Литмир - Электронная Библиотека

- Он нас теперь имеет как хочет, - сказал Гарет.

- Ты мне и поцеловать себя не позволишь, Гарей?

- Нет.

- Как хочешь... Ты меня разлюбил?

- Не торопись, все узнаешь.

- Значит, разлюбил.

- Не надо было тебе просить его помочь вернуться, - отозвался Гарет.

- Так ведь твоя Ма меня турнула... Чего еще мне было делать?

- Огреть ее по башке да и остаться... Грохнуть сучку и править самому.

- Он наблюдал за мной всегда и всюду, как гоблин или бука из страшилок, - вдруг заговорил Сидней о точильщике ножниц, глядя, как на чахлые кукурузные стебли за окном валятся крупные сырые снежинки: его слова звучали так, словно он говорил наедине с собой в их с Вансом родном доме.

- Упрекаешь меня, что я вернулся с его подачи. Да ведь все делалось с его подачи. С самого начала.

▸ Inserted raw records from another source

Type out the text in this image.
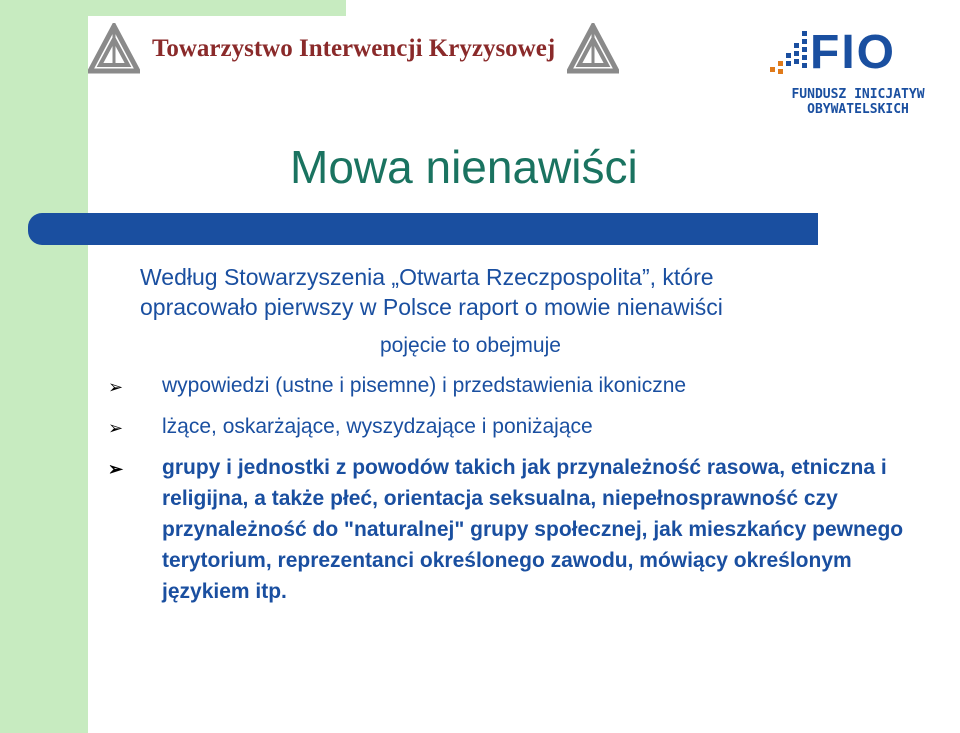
Towarzystwo Interwencji Kryzysowej	FIO
FUNDUSZ INICJATYW
OBYWATELSKICH
Mowa nienawiści

Według Stowarzyszenia „Otwarta Rzeczpospolita”, które

opracowało pierwszy w Polsce raport o mowie nienawiści

pojęcie to obejmuje
➢ wypowiedzi (ustne i pisemne) i przedstawienia ikoniczne
➢ lżące, oskarżające, wyszydzające i poniżające
➢ grupy i jednostki z powodów takich jak przynależność rasowa, etniczna i religijna, a także płeć, orientacja seksualna, niepełnosprawność czy przynależność do "naturalnej" grupy społecznej, jak mieszkańcy pewnego terytorium, reprezentanci określonego zawodu, mówiący określonym językiem itp.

Поверь мне, - Сидней сел на пол и взял безвольно лежавшую руку Гарета в свои ладони. - Однажды, когда повалил первый в тогдашнем году снег - мы с ним оба учились в то время в восьмом классе - нам из-за плохой погоды не дали играть во дворе... Гарет, слушая его, закрыл глаза и сглотнул. - так вот, Гарей, раз на улице была такая паршивая погода, мы носились и играли внизу на цокольном этаже школы - там была старая беговая дорожка, здоровая такая, как для лошадей, чтобы они там галопом носились...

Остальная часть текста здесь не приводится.